Как подчеркивает историк искусства Хэл Фостер в своей знаковой книге «Компульсивная красота» (Фостер, 2022), в эстетике сюрреализма значительную роль играет концепция «нездешнего» (нем. "das Unheimliche"; англ. "uncanny"). Этот термин, заимствованный из психоаналитической теории Зигмунда Фрейда, обозначает нечто странное, жуткое, пугающее, но в то же время притягательное и завораживающее. По Фрейду, ощущение «нездешнего» возникает, когда нечто знакомое и привычное вдруг предстает в новом, неожиданном свете, вызывая тревогу и беспокойство: это может быть связано с вытесненными в подсознание страхами, желаниями и комплексами, которые прорываются наружу, нарушая привычный ход вещей1.

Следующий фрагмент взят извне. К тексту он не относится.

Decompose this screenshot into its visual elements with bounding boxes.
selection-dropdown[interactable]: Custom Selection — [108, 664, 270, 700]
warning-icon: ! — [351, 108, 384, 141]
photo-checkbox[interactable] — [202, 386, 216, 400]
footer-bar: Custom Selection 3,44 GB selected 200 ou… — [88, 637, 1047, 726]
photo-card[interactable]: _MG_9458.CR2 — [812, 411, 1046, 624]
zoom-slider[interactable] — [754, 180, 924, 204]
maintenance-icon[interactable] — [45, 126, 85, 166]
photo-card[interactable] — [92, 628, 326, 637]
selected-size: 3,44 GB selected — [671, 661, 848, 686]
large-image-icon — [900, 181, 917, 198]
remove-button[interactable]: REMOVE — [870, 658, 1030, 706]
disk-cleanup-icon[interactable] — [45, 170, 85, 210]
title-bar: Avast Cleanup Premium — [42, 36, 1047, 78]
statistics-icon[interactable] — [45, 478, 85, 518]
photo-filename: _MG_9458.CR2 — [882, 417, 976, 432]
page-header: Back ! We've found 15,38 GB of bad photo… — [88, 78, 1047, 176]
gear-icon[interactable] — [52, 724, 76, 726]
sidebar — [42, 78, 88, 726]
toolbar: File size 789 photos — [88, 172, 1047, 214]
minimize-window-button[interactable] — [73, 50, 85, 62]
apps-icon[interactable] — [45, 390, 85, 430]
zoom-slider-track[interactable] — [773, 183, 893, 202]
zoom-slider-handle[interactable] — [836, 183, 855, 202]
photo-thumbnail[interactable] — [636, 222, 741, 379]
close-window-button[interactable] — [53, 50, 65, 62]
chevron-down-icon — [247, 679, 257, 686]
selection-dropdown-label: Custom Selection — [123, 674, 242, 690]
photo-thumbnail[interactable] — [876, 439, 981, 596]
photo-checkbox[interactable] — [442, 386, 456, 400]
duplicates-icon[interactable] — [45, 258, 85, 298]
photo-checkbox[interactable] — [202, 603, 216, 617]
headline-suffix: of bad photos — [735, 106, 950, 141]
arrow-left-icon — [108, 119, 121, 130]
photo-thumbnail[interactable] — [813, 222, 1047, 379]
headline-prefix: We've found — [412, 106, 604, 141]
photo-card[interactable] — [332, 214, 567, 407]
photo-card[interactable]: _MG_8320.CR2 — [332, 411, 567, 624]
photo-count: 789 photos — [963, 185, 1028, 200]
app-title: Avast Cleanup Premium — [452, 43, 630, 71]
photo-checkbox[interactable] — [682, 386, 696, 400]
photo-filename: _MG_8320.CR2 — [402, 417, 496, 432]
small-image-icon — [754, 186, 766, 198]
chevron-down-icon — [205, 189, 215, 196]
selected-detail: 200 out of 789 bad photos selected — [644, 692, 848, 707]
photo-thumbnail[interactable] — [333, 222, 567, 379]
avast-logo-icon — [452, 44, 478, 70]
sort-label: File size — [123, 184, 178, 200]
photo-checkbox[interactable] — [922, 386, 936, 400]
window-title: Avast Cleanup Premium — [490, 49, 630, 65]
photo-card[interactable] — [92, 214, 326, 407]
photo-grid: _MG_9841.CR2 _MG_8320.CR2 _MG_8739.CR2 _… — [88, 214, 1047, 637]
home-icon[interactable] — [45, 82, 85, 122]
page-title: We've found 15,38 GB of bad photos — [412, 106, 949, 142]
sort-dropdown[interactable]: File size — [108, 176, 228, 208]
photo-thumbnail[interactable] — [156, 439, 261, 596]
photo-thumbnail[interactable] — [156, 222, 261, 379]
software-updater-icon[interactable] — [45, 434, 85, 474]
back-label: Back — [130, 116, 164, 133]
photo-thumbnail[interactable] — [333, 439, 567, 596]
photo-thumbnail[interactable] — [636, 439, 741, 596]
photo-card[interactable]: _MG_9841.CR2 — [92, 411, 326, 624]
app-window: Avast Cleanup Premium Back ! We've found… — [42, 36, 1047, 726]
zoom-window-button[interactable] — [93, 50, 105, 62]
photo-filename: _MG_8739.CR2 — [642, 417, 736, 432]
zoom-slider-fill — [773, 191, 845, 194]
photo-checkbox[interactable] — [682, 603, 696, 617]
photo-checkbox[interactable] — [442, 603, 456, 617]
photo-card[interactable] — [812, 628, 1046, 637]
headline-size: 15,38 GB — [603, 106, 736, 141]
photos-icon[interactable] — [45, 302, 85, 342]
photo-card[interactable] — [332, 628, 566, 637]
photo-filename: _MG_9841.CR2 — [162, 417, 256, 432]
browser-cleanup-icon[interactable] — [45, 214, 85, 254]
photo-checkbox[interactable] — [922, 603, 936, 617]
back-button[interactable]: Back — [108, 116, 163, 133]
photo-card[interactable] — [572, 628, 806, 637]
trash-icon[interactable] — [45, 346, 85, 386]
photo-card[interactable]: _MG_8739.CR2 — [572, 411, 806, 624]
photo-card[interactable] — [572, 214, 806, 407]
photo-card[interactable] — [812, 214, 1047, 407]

На ощущении «нездешнего», как подчеркивает американский исследователь, базируется и толкование категории «чудесное», описываемой Андре Бретоном в его литературных работах, в том числе в романах «Надя» и «Безумная любовь». Для французского писателя «чудесное» тесно связано, с одной стороны, с категорией «объективной случайности», проявляющейся в неожиданных встречах (лотреамоновская случайная встреча швейной машинки и зонтика на анатомическом столе) и найденных объектах (как известная ложечка-туфелька, найденная Бретоном на блошином рынке), и, с другой стороны, с концепцией «конвульсивной красоты» (Фостер, 2022, с. 48). Последняя является своеобразной максимой сюрреалистической эстетики; ведь, как указывает Бретон в финале романа «Надя», «красота будет конвульсивной или не будет вовсе» (2003, р. 160). «Конвульсивная красота» представляет собой высшую форму эстетического переживания, в котором соединяются противоположные начала: влечение и отвращение, восторг и ужас, статика и динамика, реальное и воображаемое. Это красота «судорожная», «эпилептическая», порожденная столкновением несовместимых элементов, короткими замыканиями смысла. Она не подчиняется законам гармонии и меры, а напротив, стремится к эксцессу, трансгрессии и преодолению границ. Примерами «конвульсивной красоты» для Бретона были некоторые образы из романов маркиза де Сада, картины Джузеппе Арчимбольдо, фотографии истерических пациенток Жан-Мартена Шарко. Упомянутые выше категории «чудесного», «объективной случайности» и «конвульсивной красоты» призваны, по Фостеру, указывать на соединение «не/одушевленного и не/подвижного, эротического-и-завуалированного, взрывного-и-застылого, магического-и-обыденного», трансформируя болезненную тревогу, вызываемую проявлениями «нездешнего», в эстетику прекрасного (2022, с. 55).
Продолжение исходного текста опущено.